Natürlich kommt es vor, dass Zweitplatzierte später die größere Karriere machen als die Gewinner.
Ich würde es etwas anders formulieren: Das Erringen eines Zweiten Preises und auch eines Dritten Preises beim Chopin-Wettbewerb oder beim Tschaikowsky-Wettbewerb ist eine solch großartige Leistung, dass auch diesen Pianist(inn)en die große Karriere offen stehen sollte. Jedenfalls ich interesse mich immer auch für die Künstler, die "nur" Silber oder Bronze gewonnen haben.
Daniil Trifonov erreichte beim Chopin-Wettbewerb 2010 "nur" den 3. Preis, wurde dann aber ein Jahr später beim Tschaikowsky-Wettbewerb 2011 Wettbewerbssieger. Umgekehrt Seong-Jin Cho: "Nur" 3. Preis beim Tschaikowsky-Wettbewerb 2011, dann aber vier Jahre später Wettbewerbssieger beim Chopin-Wettbewerb 2015. Allein diese beiden Beispiele zeigen, wieviel künstlerische Qualität in einem Wettbewerbsdritten stecken kann.
Unter den Gewinnern des Zweiten Preises dieser Wettbewerbe finden sich Hochkaräter wie Vladimir Ashkenazy (Chopin-Wettbewerb 1955), Horacio Gutiérrez (Tschaikowsky-Wettbewerb 1970) oder Nikolai Luganski (Tschaikowsky-Wettbewerb 1994; ein Erster Preis wurde nicht vergeben), unter den Gewinnern des Dritten Preises eine meiner Lieblings-Pianistinnen, nämlich Gabriela Montero (Chopin-Wettbewerb 1995; ein Erster Preis wurde nicht vergeben).
Aber Pogorelich war nicht Zweitplatzierter sondern er schied im Halbfinale aus.

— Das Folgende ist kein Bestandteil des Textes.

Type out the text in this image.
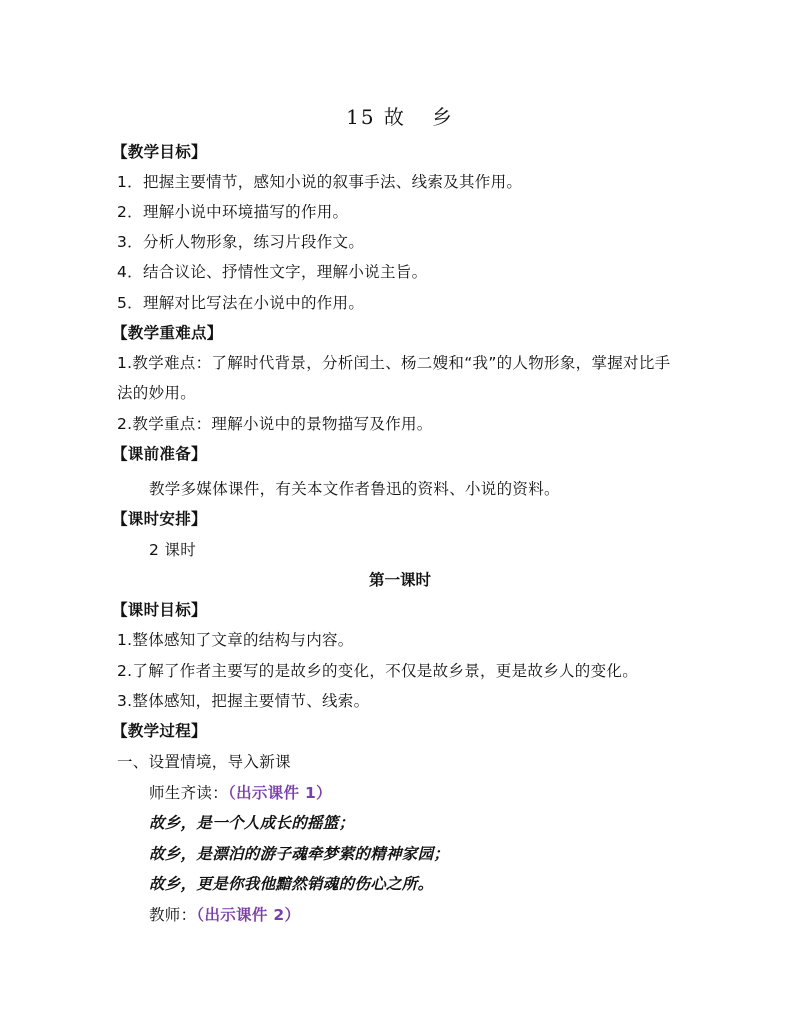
15 故 乡
【教学目标】
1．把握主要情节，感知小说的叙事手法、线索及其作用。
2．理解小说中环境描写的作用。
3．分析人物形象，练习片段作文。
4．结合议论、抒情性文字，理解小说主旨。
5．理解对比写法在小说中的作用。
【教学重难点】
1.教学难点：了解时代背景，分析闰土、杨二嫂和“我”的人物形象，掌握对比手
法的妙用。
2.教学重点：理解小说中的景物描写及作用。
【课前准备】
教学多媒体课件，有关本文作者鲁迅的资料、小说的资料。
【课时安排】
2 课时
第一课时
【课时目标】
1.整体感知了文章的结构与内容。
2.了解了作者主要写的是故乡的变化，不仅是故乡景，更是故乡人的变化。
3.整体感知，把握主要情节、线索。
【教学过程】
一、设置情境，导入新课
师生齐读：（出示课件 1）
故乡，是一个人成长的摇篮；
故乡，是漂泊的游子魂牵梦萦的精神家园；
故乡，更是你我他黯然销魂的伤心之所。
教师：（出示课件 2）
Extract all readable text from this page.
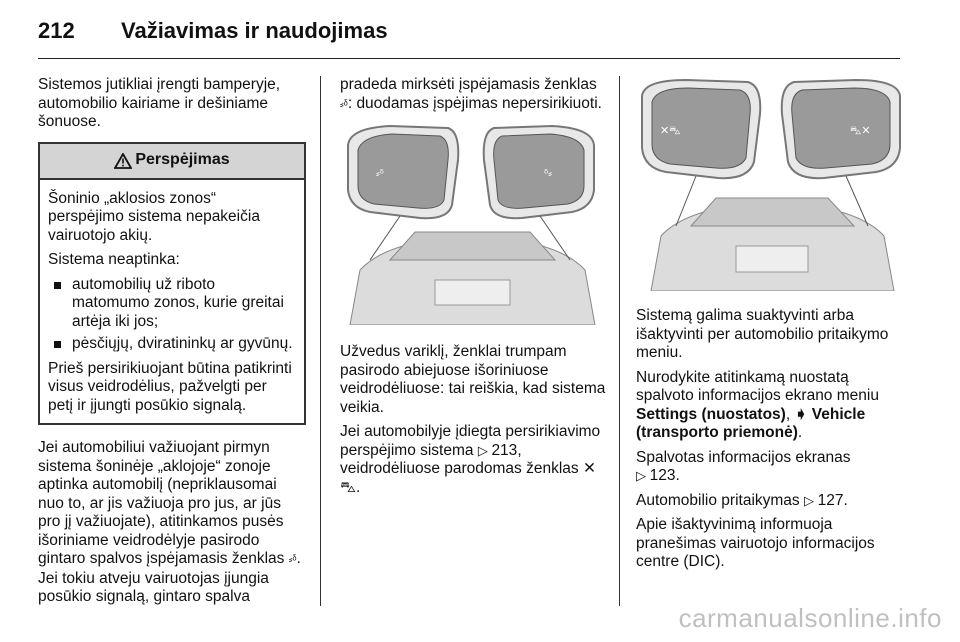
212 Važiavimas ir naudojimas

Sistemos jutikliai įrengti bamperyje, automobilio kairiame ir dešiniame šonuose.

Perspėjimas

Šoninio „aklosios zonos“ perspėjimo sistema nepakeičia vairuotojo akių.

Sistema neaptinka:

automobilių už riboto matomumo zonos, kurie greitai artėja iki jos;
pėsčiųjų, dviratininkų ar gyvūnų.

Prieš persirikiuojant būtina patikrinti visus veidrodėlius, pažvelgti per petį ir įjungti posūkio signalą.

Jei automobiliui važiuojant pirmyn sistema šoninėje „aklojoje“ zonoje aptinka automobilį (nepriklausomai nuo to, ar jis važiuoja pro jus, ar jūs pro jį važiuojate), atitinkamos pusės išoriniame veidrodėlyje pasirodo gintaro spalvos įspėjamasis ženklas ⸗ᵟ. Jei tokiu atveju vairuotojas įjungia posūkio signalą, gintaro spalva

pradeda mirksėti įspėjamasis ženklas
⸗ᵟ: duodamas įspėjimas nepersirikiuoti.

⸗ᵟ	ᵟ⸗

Užvedus variklį, ženklai trumpam pasirodo abiejuose išoriniuose veidrodėliuose: tai reiškia, kad sistema veikia.

Jei automobilyje įdiegta persirikiavimo perspėjimo sistema ▷ 213, veidrodėliuose parodomas ženklas ✕⛍.

✕⛍	⛍✕

Sistemą galima suaktyvinti arba išaktyvinti per automobilio pritaikymo meniu.

Nurodykite atitinkamą nuostatą spalvoto informacijos ekrano meniu Settings (nuostatos), ➧ Vehicle (transporto priemonė).

Spalvotas informacijos ekranas
▷ 123.

Automobilio pritaikymas ▷ 127.

Apie išaktyvinimą informuoja pranešimas vairuotojo informacijos centre (DIC).

carmanualsonline.info
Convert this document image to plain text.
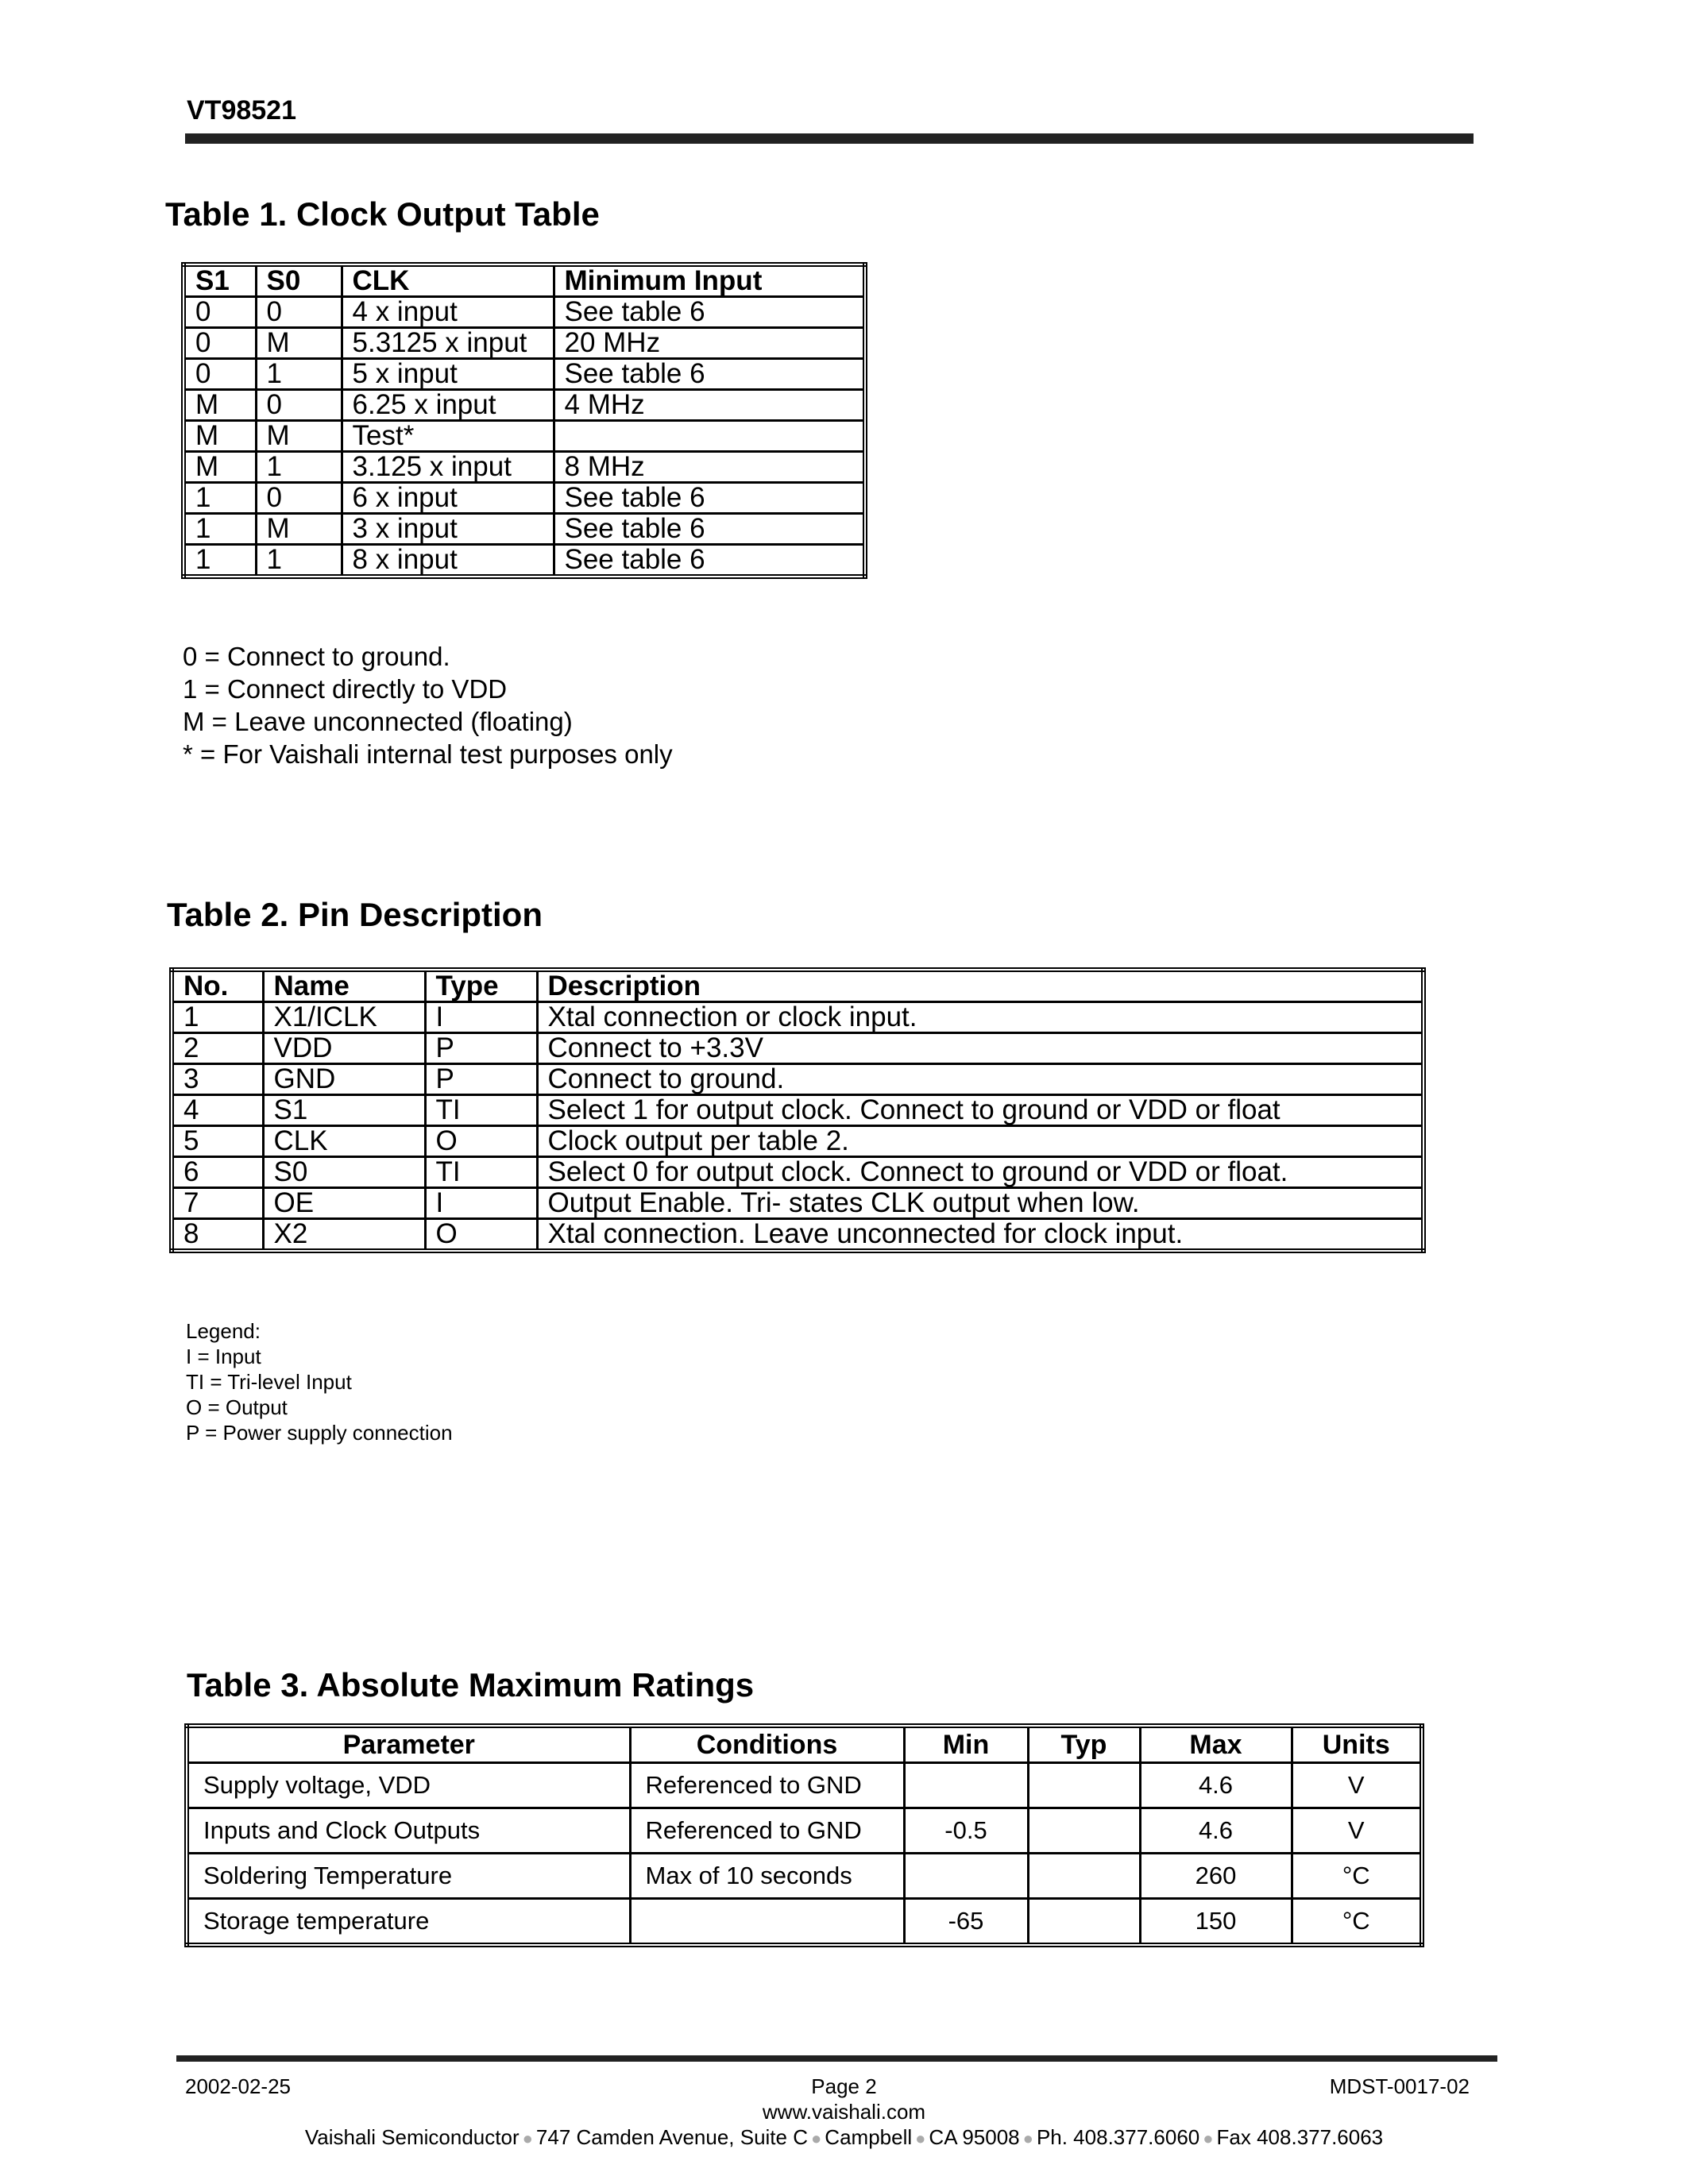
VT98521
Table 1. Clock Output Table
S1	S0	CLK	Minimum Input
0	0	4 x input	See table 6
0	M	5.3125 x input	20 MHz
0	1	5 x input	See table 6
M	0	6.25 x input	4 MHz
M	M	Test*	
M	1	3.125 x input	8 MHz
1	0	6 x input	See table 6
1	M	3 x input	See table 6
1	1	8 x input	See table 6
0 = Connect to ground.
1 = Connect directly to VDD
M = Leave unconnected (floating)
* = For Vaishali internal test purposes only
Table 2. Pin Description
No.	Name	Type	Description
1	X1/ICLK	I	Xtal connection or clock input.
2	VDD	P	Connect to +3.3V
3	GND	P	Connect to ground.
4	S1	TI	Select 1 for output clock. Connect to ground or VDD or float
5	CLK	O	Clock output per table 2.
6	S0	TI	Select 0 for output clock. Connect to ground or VDD or float.
7	OE	I	Output Enable. Tri- states CLK output when low.
8	X2	O	Xtal connection. Leave unconnected for clock input.
Legend:
I = Input
TI = Tri-level Input
O = Output
P = Power supply connection
Table 3. Absolute Maximum Ratings
Parameter	Conditions	Min	Typ	Max	Units
Supply voltage, VDD	Referenced to GND			4.6	V
Inputs and Clock Outputs	Referenced to GND	-0.5		4.6	V
Soldering Temperature	Max of 10 seconds			260	°C
Storage temperature		-65		150	°C
2002-02-25	Page 2	MDST-0017-02
www.vaishali.com
Vaishali Semiconductor ● 747 Camden Avenue, Suite C ● Campbell ● CA 95008 ● Ph. 408.377.6060 ● Fax 408.377.6063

Das kann nicht oft genug betont werden. Pogorelich war nicht einmal Viertplatzierter wie z.B. Lucas Debargue beim Tschaikowsky-Wettbewerb 2015 oder Fünftplatzierter wie z.B. Jean-Marc Luisada beim Chopin-Wettbewerb 1985, sondern er wurde im Halbfinale aussortiert. Stahl allen Gewinnern des Wettbewerbs aber gerade dadurch die Schau.